The little Hornet has been around a long time and is a fur saver, but don't push it's range. Same could be said about the 218 Bee. I had one once.... stupid me I sold it. Any of the centerfire .17s would do good on pelts.


----------



## Gohon (Feb 14, 2005)

The inherent accuracy problem of the 22 Hornet is no longer true. When first on the scene with yesterdays powders and solid lead bullets accuracy was a problem, depending on what one called accuracy. With the powders used today and better bullets that problem does not exist as long as you keep in mind the Hornet is pretty much a 200 yard gun. I have a Ruger 22 Hornet that I really love to shoot and as long as I do my part 1-1 & 1/2 inch groups are no problem at 100 yards. Now having said that, unless you reload I would not recommend the 22 Hornet as the cost of ammo is ridiculous high. Around 25-30 dollars a box of 50. If however you decide on the Hornet I strongly recommend you get into reloading.
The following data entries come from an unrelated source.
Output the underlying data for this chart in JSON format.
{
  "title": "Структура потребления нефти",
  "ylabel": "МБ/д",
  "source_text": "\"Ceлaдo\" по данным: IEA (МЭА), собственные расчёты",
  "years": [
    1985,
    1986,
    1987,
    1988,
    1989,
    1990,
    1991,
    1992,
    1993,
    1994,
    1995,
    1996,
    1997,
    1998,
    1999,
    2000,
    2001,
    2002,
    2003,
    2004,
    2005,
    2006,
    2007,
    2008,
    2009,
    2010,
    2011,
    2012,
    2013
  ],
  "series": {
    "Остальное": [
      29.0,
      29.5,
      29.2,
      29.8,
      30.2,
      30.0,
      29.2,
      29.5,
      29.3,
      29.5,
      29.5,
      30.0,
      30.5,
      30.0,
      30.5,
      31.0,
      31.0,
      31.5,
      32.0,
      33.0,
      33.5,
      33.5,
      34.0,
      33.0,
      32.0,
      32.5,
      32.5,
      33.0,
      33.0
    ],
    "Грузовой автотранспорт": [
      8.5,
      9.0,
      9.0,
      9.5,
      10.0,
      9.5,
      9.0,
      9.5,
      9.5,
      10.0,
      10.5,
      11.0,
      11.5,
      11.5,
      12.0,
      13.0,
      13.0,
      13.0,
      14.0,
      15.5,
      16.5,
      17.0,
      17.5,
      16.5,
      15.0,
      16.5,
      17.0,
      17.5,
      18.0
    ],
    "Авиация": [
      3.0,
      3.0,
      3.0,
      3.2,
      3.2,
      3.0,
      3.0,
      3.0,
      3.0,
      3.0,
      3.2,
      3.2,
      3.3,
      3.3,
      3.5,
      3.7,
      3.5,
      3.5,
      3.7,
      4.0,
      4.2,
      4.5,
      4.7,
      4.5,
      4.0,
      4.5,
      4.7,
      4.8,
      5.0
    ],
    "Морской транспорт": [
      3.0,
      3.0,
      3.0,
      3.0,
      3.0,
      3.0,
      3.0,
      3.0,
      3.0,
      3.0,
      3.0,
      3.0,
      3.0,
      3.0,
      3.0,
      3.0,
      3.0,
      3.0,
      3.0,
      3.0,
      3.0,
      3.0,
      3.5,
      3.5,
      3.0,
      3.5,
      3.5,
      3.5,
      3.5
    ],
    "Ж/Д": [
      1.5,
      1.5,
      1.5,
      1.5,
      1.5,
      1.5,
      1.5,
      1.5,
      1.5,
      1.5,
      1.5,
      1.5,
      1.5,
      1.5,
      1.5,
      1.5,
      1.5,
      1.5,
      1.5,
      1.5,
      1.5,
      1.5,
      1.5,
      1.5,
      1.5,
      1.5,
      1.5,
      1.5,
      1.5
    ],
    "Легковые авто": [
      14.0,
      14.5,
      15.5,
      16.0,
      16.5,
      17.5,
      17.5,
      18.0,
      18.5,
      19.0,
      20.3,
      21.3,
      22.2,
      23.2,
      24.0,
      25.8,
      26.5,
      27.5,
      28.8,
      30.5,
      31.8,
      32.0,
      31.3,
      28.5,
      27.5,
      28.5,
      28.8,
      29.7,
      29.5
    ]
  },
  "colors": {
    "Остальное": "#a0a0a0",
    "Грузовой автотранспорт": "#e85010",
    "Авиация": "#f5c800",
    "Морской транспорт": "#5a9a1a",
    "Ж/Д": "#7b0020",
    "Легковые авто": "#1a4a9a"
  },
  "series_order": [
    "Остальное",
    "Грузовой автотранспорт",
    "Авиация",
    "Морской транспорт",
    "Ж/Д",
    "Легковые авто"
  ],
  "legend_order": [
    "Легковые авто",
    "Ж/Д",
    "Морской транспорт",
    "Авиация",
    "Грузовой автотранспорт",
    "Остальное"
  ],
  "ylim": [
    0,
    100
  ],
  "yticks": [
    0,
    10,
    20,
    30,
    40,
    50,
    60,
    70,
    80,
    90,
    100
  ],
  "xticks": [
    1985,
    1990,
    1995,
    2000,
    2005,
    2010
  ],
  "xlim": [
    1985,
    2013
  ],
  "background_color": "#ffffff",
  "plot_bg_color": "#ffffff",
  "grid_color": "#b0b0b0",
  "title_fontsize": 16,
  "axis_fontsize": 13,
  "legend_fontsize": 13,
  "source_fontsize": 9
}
Just reloading 300-400 rounds of Hornet will pay for the cost of your reloading equipment and then some.


----------



## neb_bo (Feb 3, 2007)

gohon pretty much voiced my opinion for me. i loved my hornet, most accurate gun i ever owned, but you do pretty much have to reload for it. i tried every factory load available, and couldnt get anything under 1.5" at 100. ive been told, and it seems to be true, that they cut sloppy chambers on hornets. if you get one, neck size only, and seat your bullets out to about .05" from the lands. mine wasnt terribly picky, but it did shoot winchester cases a little better, and hornady bullets had a slight advantage over others. on the other hand, i did trade my hornet for a 223, because i hated coughing up $30 a box for stuff that didnt shoot when i didnt have time to load for it. with all the varieties of 223 out there its not hard to find something that works for you, for about half the price of hornets. i love my 223, and ill probably never get rid of it, and i still get tears in my eyes when i think of my hornet in somebody elses hands, so either one is a good choice.


----------